Total interest and commitment fees under the Revolver were $1.6 million and $4.7 million for the three and nine months ended September 30, 2017, respectively, and $1.3 million and $4.0 million for the three and nine months ended September 30, 2016, respectively.

 

Jones Energy, Inc. and its consolidated subsidiaries are subject to certain covenants under the Revolver, including the requirement to maintain the following financial ratios:

 

·

a total leverage ratio, consisting of consolidated debt to EBITDAX, of not greater than 4.00 to 1.00 as of the last day of any fiscal quarter; and

 

·

a current ratio, consisting of consolidated current assets, including the unused amounts of the total commitments, to consolidated current liabilities, of not less than 1.00 to 1.00 as of the last day of any fiscal quarter.

 

As of September 30, 2017, our total leverage ratio was 3.90 to 1.00 and our current ratio was 2.49 to 1.00, as calculated based on the requirements in our covenants. We were in compliance with all terms of our Revolver at September 30, 2017.

 

If an event of default exists under the Revolver, the lenders would be able to accelerate the obligations outstanding under the Revolver and exercise other rights and remedies. Our Revolver contains customary events of default, including the occurrence of a change of control, as defined in the Revolver.

 

Going Concern Assessment and Management’s Plans

 

Pursuant to the FASB ASU 2014-15, the Company has assessed its ability to continue as a going concern for a period of one year from the date of the issuance of these financial statements. Substantial doubt about an entity’s ability to continue as a going concern exists when relevant conditions and events, considered in the aggregate, indicate that it is probable that the entity will be unable to meet its obligations as they become due within one year from the financial statement issuance date. As discussed above in “Other Long-Term Debt”, the Company has an obligation to maintain certain financial ratios in accordance with our covenants under the Revolver. Specifically, we are required to maintain a total leverage ratio of not greater than 4.00 to 1.00 and a current ratio of not less than 1.00 to 1.00, each as of the last day of any fiscal quarter.

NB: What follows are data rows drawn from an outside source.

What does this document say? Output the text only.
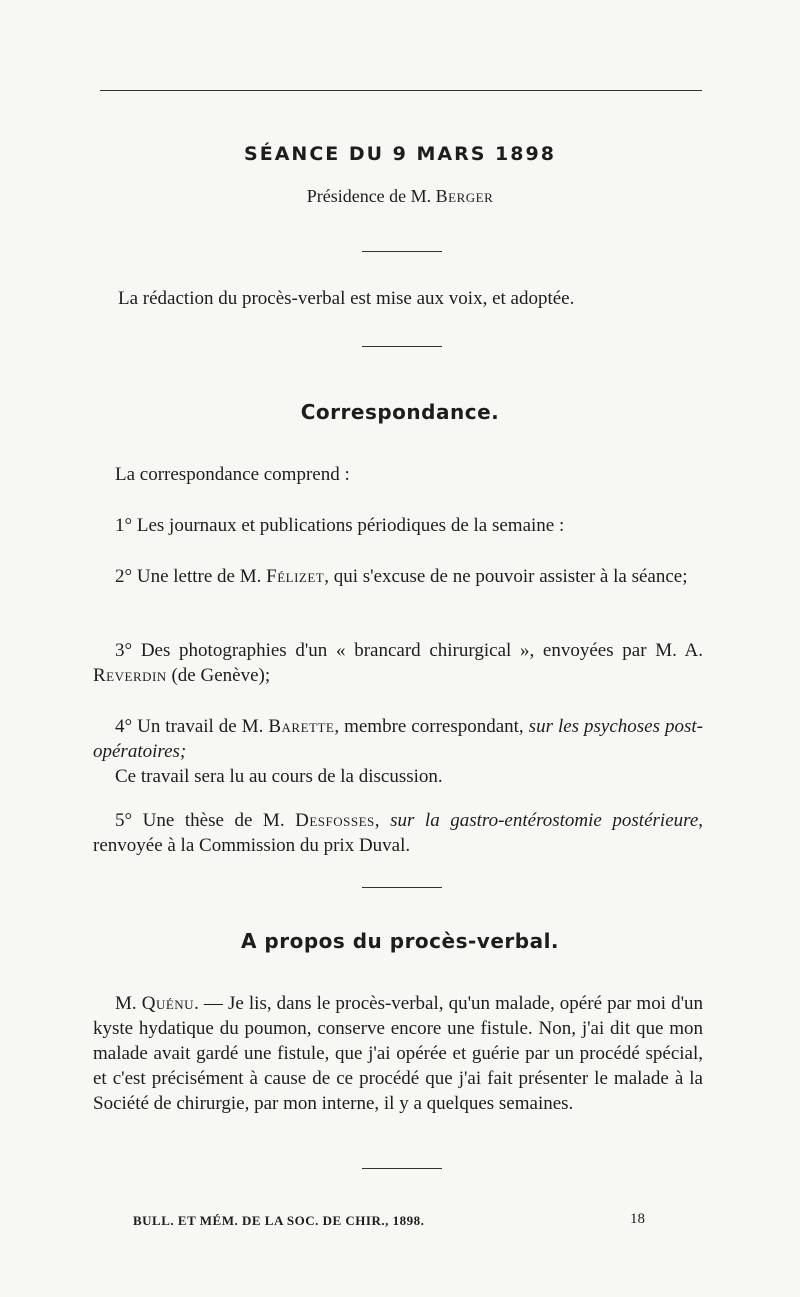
SÉANCE DU 9 MARS 1898
Présidence de M. Berger
La rédaction du procès-verbal est mise aux voix, et adoptée.
Correspondance.
La correspondance comprend :
1° Les journaux et publications périodiques de la semaine :
2° Une lettre de M. Félizet, qui s'excuse de ne pouvoir assister à la séance;
3° Des photographies d'un « brancard chirurgical », envoyées par M. A. Reverdin (de Genève);
4° Un travail de M. Barette, membre correspondant, sur les psychoses post-opératoires;
Ce travail sera lu au cours de la discussion.
5° Une thèse de M. Desfosses, sur la gastro-entérostomie postérieure, renvoyée à la Commission du prix Duval.
A propos du procès-verbal.
M. Quénu. — Je lis, dans le procès-verbal, qu'un malade, opéré par moi d'un kyste hydatique du poumon, conserve encore une fistule. Non, j'ai dit que mon malade avait gardé une fistule, que j'ai opérée et guérie par un procédé spécial, et c'est précisément à cause de ce procédé que j'ai fait présenter le malade à la Société de chirurgie, par mon interne, il y a quelques semaines.
BULL. ET MÉM. DE LA SOC. DE CHIR., 1898.	18
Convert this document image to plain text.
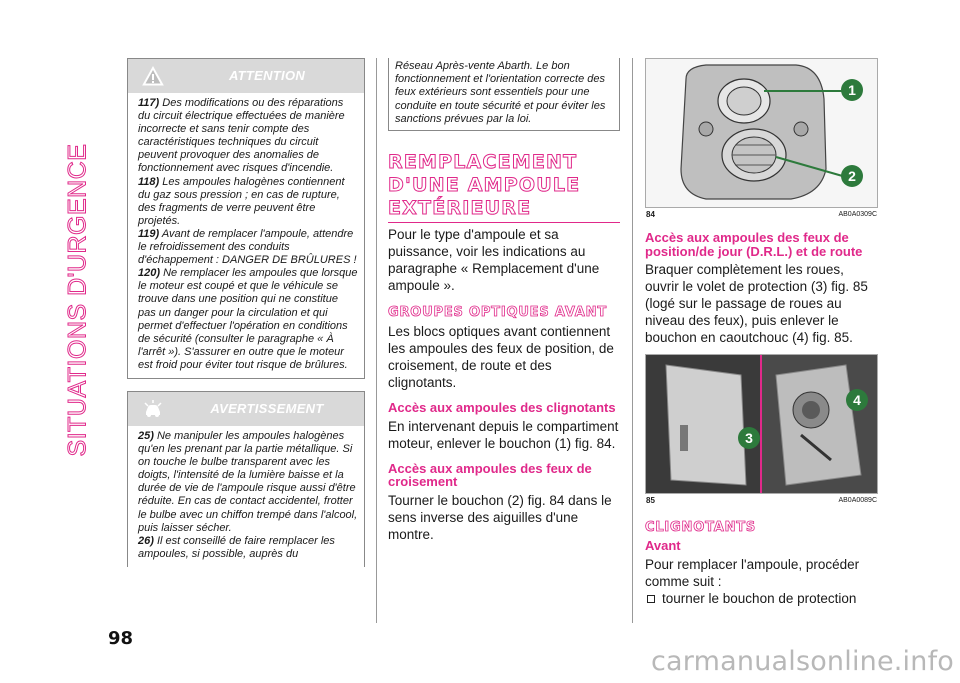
SITUATIONS D'URGENCE
ATTENTION

117) Des modifications ou des réparations du circuit électrique effectuées de manière incorrecte et sans tenir compte des caractéristiques techniques du circuit peuvent provoquer des anomalies de fonctionnement avec risques d'incendie.

118) Les ampoules halogènes contiennent du gaz sous pression ; en cas de rupture, des fragments de verre peuvent être projetés.

119) Avant de remplacer l'ampoule, attendre le refroidissement des conduits d'échappement : DANGER DE BRÛLURES !

120) Ne remplacer les ampoules que lorsque le moteur est coupé et que le véhicule se trouve dans une position qui ne constitue pas un danger pour la circulation et qui permet d'effectuer l'opération en conditions de sécurité (consulter le paragraphe « À l'arrêt »). S'assurer en outre que le moteur est froid pour éviter tout risque de brûlures.

AVERTISSEMENT

25) Ne manipuler les ampoules halogènes qu'en les prenant par la partie métallique. Si on touche le bulbe transparent avec les doigts, l'intensité de la lumière baisse et la durée de vie de l'ampoule risque aussi d'être réduite. En cas de contact accidentel, frotter le bulbe avec un chiffon trempé dans l'alcool, puis laisser sécher.

26) Il est conseillé de faire remplacer les ampoules, si possible, auprès du

Réseau Après-vente Abarth. Le bon fonctionnement et l'orientation correcte des feux extérieurs sont essentiels pour une conduite en toute sécurité et pour éviter les sanctions prévues par la loi.
REMPLACEMENT D'UNE AMPOULE EXTÉRIEURE

Pour le type d'ampoule et sa puissance, voir les indications au paragraphe « Remplacement d'une ampoule ».

GROUPES OPTIQUES AVANT

Les blocs optiques avant contiennent les ampoules des feux de position, de croisement, de route et des clignotants.

Accès aux ampoules des clignotants

En intervenant depuis le compartiment moteur, enlever le bouchon (1) fig. 84.

Accès aux ampoules des feux de croisement

Tourner le bouchon (2) fig. 84 dans le sens inverse des aiguilles d'une montre.

1
2
84	AB0A0309C
Accès aux ampoules des feux de position/de jour (D.R.L.) et de route

Braquer complètement les roues, ouvrir le volet de protection (3) fig. 85 (logé sur le passage de roues au niveau des feux), puis enlever le bouchon en caoutchouc (4) fig. 85.

3
4
85	AB0A0089C
CLIGNOTANTS
Avant

Pour remplacer l'ampoule, procéder comme suit :

tourner le bouchon de protection
98
carmanualsonline.info
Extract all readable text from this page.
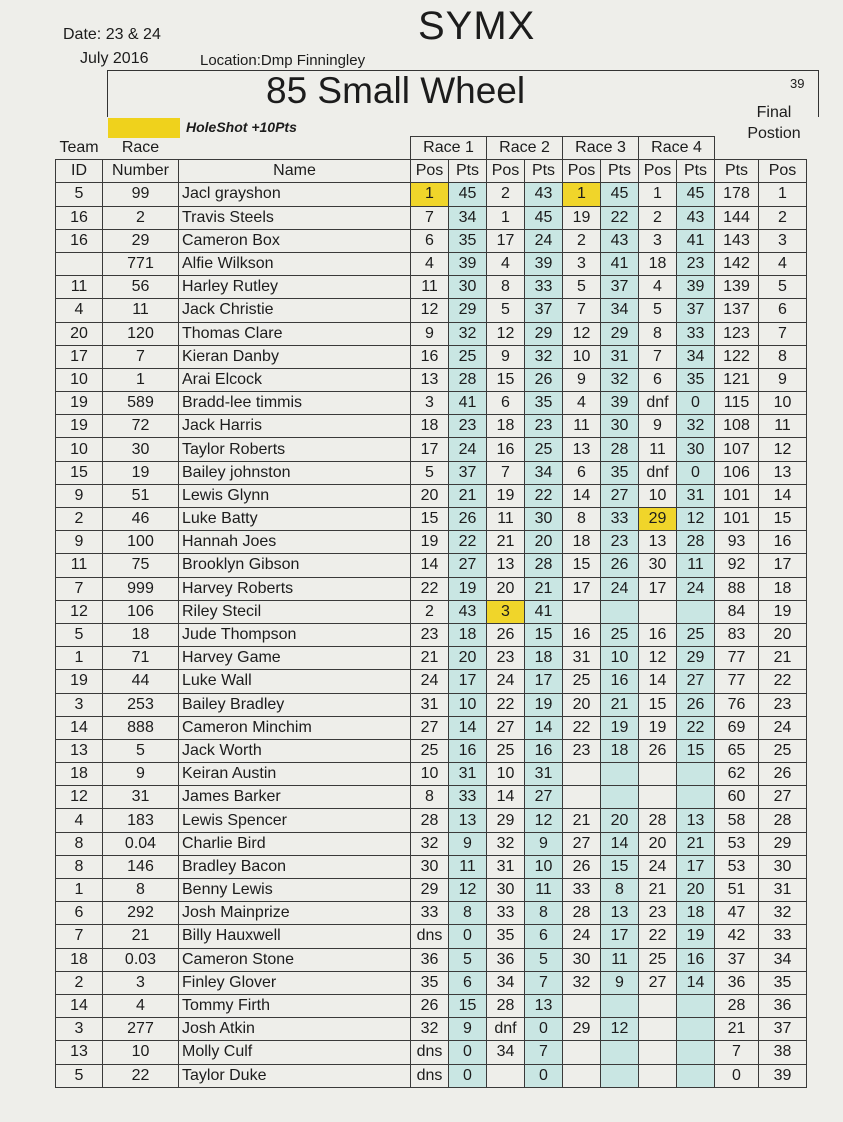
Date: 23 & 24
July 2016	Location:Dmp Finningley
SYMX
39
85 Small Wheel
HoleShot +10Pts
Final
Postion
Team	Race		Race 1		Race 2		Race 3		Race 4			
ID	Number	Name	Pos	Pts	Pos	Pts	Pos	Pts	Pos	Pts	Pts	Pos
5	99	Jacl grayshon	1	45	2	43	1	45	1	45	178	1
16	2	Travis Steels	7	34	1	45	19	22	2	43	144	2
16	29	Cameron Box	6	35	17	24	2	43	3	41	143	3
	771	Alfie Wilkson	4	39	4	39	3	41	18	23	142	4
11	56	Harley Rutley	11	30	8	33	5	37	4	39	139	5
4	11	Jack Christie	12	29	5	37	7	34	5	37	137	6
20	120	Thomas Clare	9	32	12	29	12	29	8	33	123	7
17	7	Kieran Danby	16	25	9	32	10	31	7	34	122	8
10	1	Arai Elcock	13	28	15	26	9	32	6	35	121	9
19	589	Bradd-lee timmis	3	41	6	35	4	39	dnf	0	115	10
19	72	Jack Harris	18	23	18	23	11	30	9	32	108	11
10	30	Taylor Roberts	17	24	16	25	13	28	11	30	107	12
15	19	Bailey johnston	5	37	7	34	6	35	dnf	0	106	13
9	51	Lewis Glynn	20	21	19	22	14	27	10	31	101	14
2	46	Luke Batty	15	26	11	30	8	33	29	12	101	15
9	100	Hannah Joes	19	22	21	20	18	23	13	28	93	16
11	75	Brooklyn Gibson	14	27	13	28	15	26	30	11	92	17
7	999	Harvey Roberts	22	19	20	21	17	24	17	24	88	18
12	106	Riley Stecil	2	43	3	41					84	19
5	18	Jude Thompson	23	18	26	15	16	25	16	25	83	20
1	71	Harvey Game	21	20	23	18	31	10	12	29	77	21
19	44	Luke Wall	24	17	24	17	25	16	14	27	77	22
3	253	Bailey Bradley	31	10	22	19	20	21	15	26	76	23
14	888	Cameron Minchim	27	14	27	14	22	19	19	22	69	24
13	5	Jack Worth	25	16	25	16	23	18	26	15	65	25
18	9	Keiran Austin	10	31	10	31					62	26
12	31	James Barker	8	33	14	27					60	27
4	183	Lewis Spencer	28	13	29	12	21	20	28	13	58	28
8	0.04	Charlie Bird	32	9	32	9	27	14	20	21	53	29
8	146	Bradley Bacon	30	11	31	10	26	15	24	17	53	30
1	8	Benny Lewis	29	12	30	11	33	8	21	20	51	31
6	292	Josh Mainprize	33	8	33	8	28	13	23	18	47	32
7	21	Billy Hauxwell	dns	0	35	6	24	17	22	19	42	33
18	0.03	Cameron Stone	36	5	36	5	30	11	25	16	37	34
2	3	Finley Glover	35	6	34	7	32	9	27	14	36	35
14	4	Tommy Firth	26	15	28	13					28	36
3	277	Josh Atkin	32	9	dnf	0	29	12			21	37
13	10	Molly Culf	dns	0	34	7					7	38
5	22	Taylor Duke	dns	0		0					0	39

As of September 30, 2017, we were in compliance with all terms of our Revolver, with a total leverage ratio of 3.90 to 1.00 and a current ratio of 2.49 to 1.00. However, based on current projections, we expect to breach the total leverage ratio under our Revolver beginning with the next measurement date of December 31, 2017.

 

Management has initiated negotiations with our lenders under the Revolver to, among other things, modify or suspend the financial covenant requirements discussed above, thereby suspending our need to comply with the total leverage ratio for a specified period of time. We expect negotiations with our lenders will be finalized in advance of our next financial ratio measurement date of December 31, 2017. However, there can be no assurances that the requisite lenders under our Revolver approve any such amendment.

 

Any failure to comply with the conditions and covenants in our Revolver that is not waived by our lenders or otherwise cured could lead to a termination of our Revolver, acceleration of all amounts due under our Revolver, or trigger cross default provisions under other financing arrangements. These factors raise substantial doubt about the Company’s ability to continue as a going concern.